Saturday, 11 May 2013

æ - ʊ - ʌ - i - a - ɜ

Formant Synthesis

I'm currently working on quite a large project which brings together the ideas from the two previous posts, so I thought this would serve as an interesting sound design interlude until I get that finished.
Formant: (Acoustic Phonetics) One of the regions of concentration of energy, prominent on a sound spectrogram, that collectively constitute the frequency spectrum of a speech sound. The relative positioning of the first and second formants, whether periodic or aperiodic, as of the o of hope at approximately 500 and 900 cycles per second, is usually sufficient to distinguish a sound from all others.

That definition of formant points to some interesting information about how we listen and communicate. This is potentially very useful for the purposes of sound design; different vocal sounds are constructed from combinations of formants at different frequencies. This is one of the key factors which allows us to distinguish between different vocal sounds and words, an attribute which has developed organically with our ability to communicate. Whilst speech synthesis is the most obvious area this is useful for, a potentially interesting task for a sound designer is creating vocalisations for fictional creatures (for example in fantasy or science fiction genres), and it can be assumed that if they are organic and have developed as we have, then similar rules will apply. 

Here is some interesting reading on constructed language (conlang) and creature sound design courtesy of Darren Blondin.

Formant Synthesiser

So here is a device for formant synthesis built in Max/MSP. This is heavily based on a patch from Andy Farnell's excellent book Designing Sound, so all credit for the basic design goes to him. If you're interested in real-time synthesis of non-musical sounds there is (to my knowledge) no better book. There is an introductory chapter to the book available as a free PDF, which also makes a great introduction to pd. Even if you intend to do all your patching in Max, the ideas and patches from the book are easily transferable.

Farnell's example patch "Schwa box" is built in pd (as are all those in the book), so I've adapted the patch to work in Max, and have added in a few extra features such as adjustable pitch and vibrato.

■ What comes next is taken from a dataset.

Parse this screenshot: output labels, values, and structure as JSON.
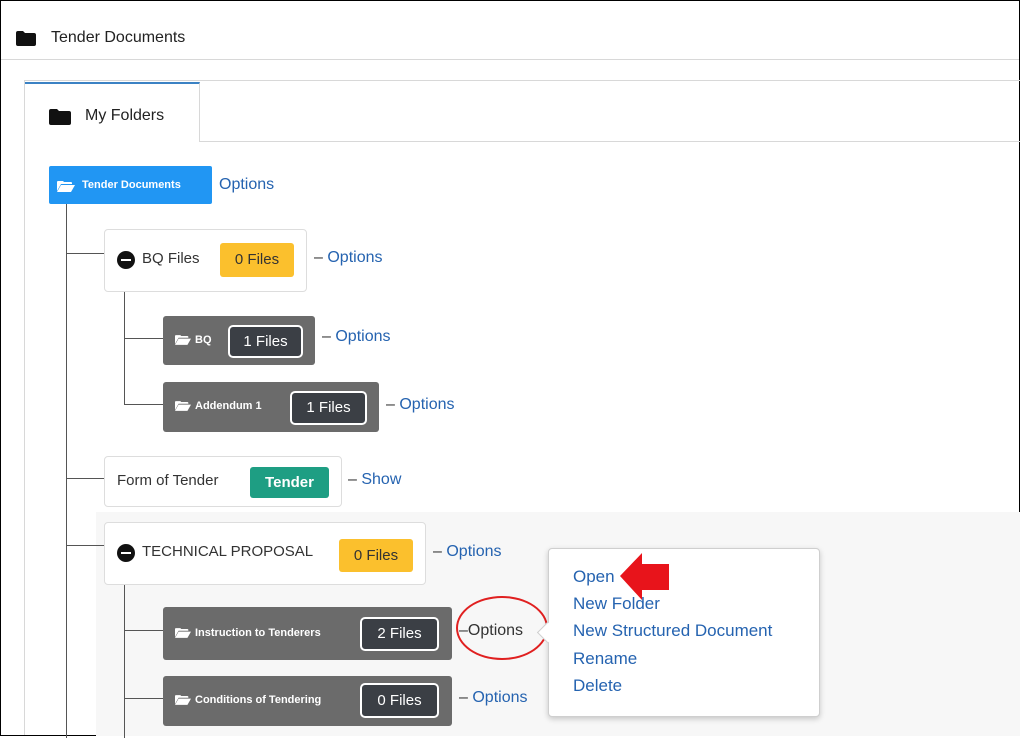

It currently uses a basic synth patch as its sound source, but could easily be adapted to use audio recordings. This would then make it possible to add human vowel-like resonances to other sounds.

Download the patch here: 

As ever, you will need either a full version of Max/MSP 6 or the Max/MSP 6 runtime. Both are available from Cycling '74 here. The runtime version of Max allows you to run patches but not edit them.

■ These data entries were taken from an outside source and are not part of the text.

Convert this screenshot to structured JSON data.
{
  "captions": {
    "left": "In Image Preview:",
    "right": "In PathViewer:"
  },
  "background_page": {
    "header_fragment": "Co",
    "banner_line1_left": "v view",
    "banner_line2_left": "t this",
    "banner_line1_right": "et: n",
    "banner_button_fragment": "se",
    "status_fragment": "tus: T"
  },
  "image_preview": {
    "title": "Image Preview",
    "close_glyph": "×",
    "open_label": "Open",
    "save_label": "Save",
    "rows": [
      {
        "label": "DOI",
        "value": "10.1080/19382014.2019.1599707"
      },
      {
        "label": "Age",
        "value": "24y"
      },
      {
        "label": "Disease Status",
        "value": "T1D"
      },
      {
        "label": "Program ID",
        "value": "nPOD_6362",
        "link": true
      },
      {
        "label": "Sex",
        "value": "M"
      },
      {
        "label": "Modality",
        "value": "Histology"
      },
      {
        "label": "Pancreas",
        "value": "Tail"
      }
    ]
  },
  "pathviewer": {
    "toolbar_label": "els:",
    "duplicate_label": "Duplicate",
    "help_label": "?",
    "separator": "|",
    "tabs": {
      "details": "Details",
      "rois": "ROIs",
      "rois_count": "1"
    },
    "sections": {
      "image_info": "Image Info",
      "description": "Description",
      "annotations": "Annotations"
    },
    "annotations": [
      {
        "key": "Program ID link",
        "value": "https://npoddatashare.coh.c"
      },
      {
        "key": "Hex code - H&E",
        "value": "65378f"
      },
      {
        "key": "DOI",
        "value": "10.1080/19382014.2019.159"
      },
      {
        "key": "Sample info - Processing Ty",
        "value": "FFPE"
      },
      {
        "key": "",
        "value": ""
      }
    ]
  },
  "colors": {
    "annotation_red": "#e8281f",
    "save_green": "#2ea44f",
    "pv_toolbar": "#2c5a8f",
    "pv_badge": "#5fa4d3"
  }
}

The speech formants are modeled with [reson~], the resonant bandpass filter which is one of the standard MSP objects. As soon as you load the patch it should start making sound. You can see the frequencies of each formant as it cycles through the vowel sounds.

 Below is a chart detailing the individual frequencies. Note how they are not at harmonic intervals and do not have any regular spacing.

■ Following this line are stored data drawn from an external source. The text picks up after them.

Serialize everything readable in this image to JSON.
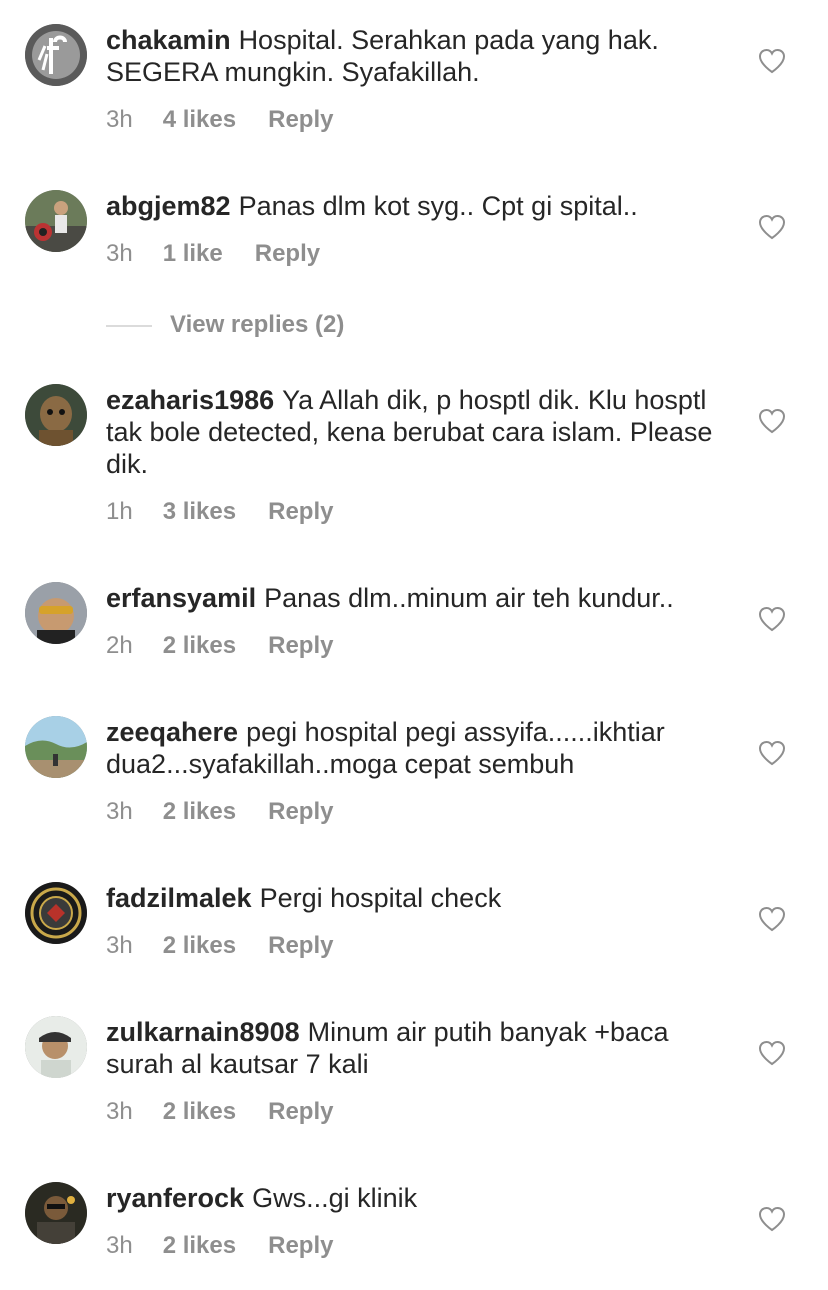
{
  "comments": [
    {
      "username": "chakamin",
      "text": "Hospital. Serahkan pada yang hak. SEGERA mungkin. Syafakillah.",
      "time": "3h",
      "likes": "4 likes",
      "reply": "Reply"
    },
    {
      "username": "abgjem82",
      "text": "Panas dlm kot syg.. Cpt gi spital..",
      "time": "3h",
      "likes": "1 like",
      "reply": "Reply"
    },
    {
      "username": "ezaharis1986",
      "text": "Ya Allah dik, p hosptl dik. Klu hosptl tak bole detected, kena berubat cara islam. Please dik.",
      "time": "1h",
      "likes": "3 likes",
      "reply": "Reply"
    },
    {
      "username": "erfansyamil",
      "text": "Panas dlm..minum air teh kundur..",
      "time": "2h",
      "likes": "2 likes",
      "reply": "Reply"
    },
    {
      "username": "zeeqahere",
      "text": "pegi hospital pegi assyifa......ikhtiar dua2...syafakillah..moga cepat sembuh",
      "time": "3h",
      "likes": "2 likes",
      "reply": "Reply"
    },
    {
      "username": "fadzilmalek",
      "text": "Pergi hospital check",
      "time": "3h",
      "likes": "2 likes",
      "reply": "Reply"
    },
    {
      "username": "zulkarnain8908",
      "text": "Minum air putih banyak +baca surah al kautsar 7 kali",
      "time": "3h",
      "likes": "2 likes",
      "reply": "Reply"
    },
    {
      "username": "ryanferock",
      "text": "Gws...gi klinik",
      "time": "3h",
      "likes": "2 likes",
      "reply": "Reply"
    }
  ],
  "view_replies": "View replies (2)",
  "icons": {
    "like": "heart-outline-icon"
  },
  "colors": {
    "text": "#262626",
    "meta": "#8e8e8e",
    "divider": "#dbdbdb"
  }
}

(Compiled by Tim Carmell, spectral database at Center for spoken Language Understanding, Oregon University)

These frequencies are defined by our anatomy, specifically the size and shape of the human supralaryngeal vocal tract (SVT). As we speak, the SVT continually changes shape to create the different formants needed for speech, producing a frequency pattern which changes over time. In the patch, we are using bandpass filters to physically model the resonant characteristics of this space. 

Interestingly, the specific anatomical traits necessary for human speech did not develop until the Paleolithic period (50'000 years ago), so both Neanderthals and earlier humans were physically incapable of what we consider human speech. We do not develop the ideal SVT dimensions until around 6-8 years old as the mouth shortens, the tongue changes shape and the neck lengthens during this time.

If we need to be scientifically accurate with our approach to designing creature sounds, we first need to ask some questions about the creature: 

  • Is it intelligent enough to speak?
  • Does it live in social groups, and therefore have a need for speech?
  • How will the anatomy of the creature affect the sounds it creates?
  • What is its native habitat, how will this affect its vocalisations?

So the formant synthesiser in this post addresses point three on that list, and covers part of a setup which could be used for creating creature vocalisations. There is also room for expanding the system; by changing the list of resonant frequencies this could model larger or smaller creatures (lower frequencies for larger creatures). 

On a side note, some VST users amongst you may have already encountered formant synthesis in what must be the most conceptually important plug-in ever created, the Delay Lama:

It doesn't get any better than that.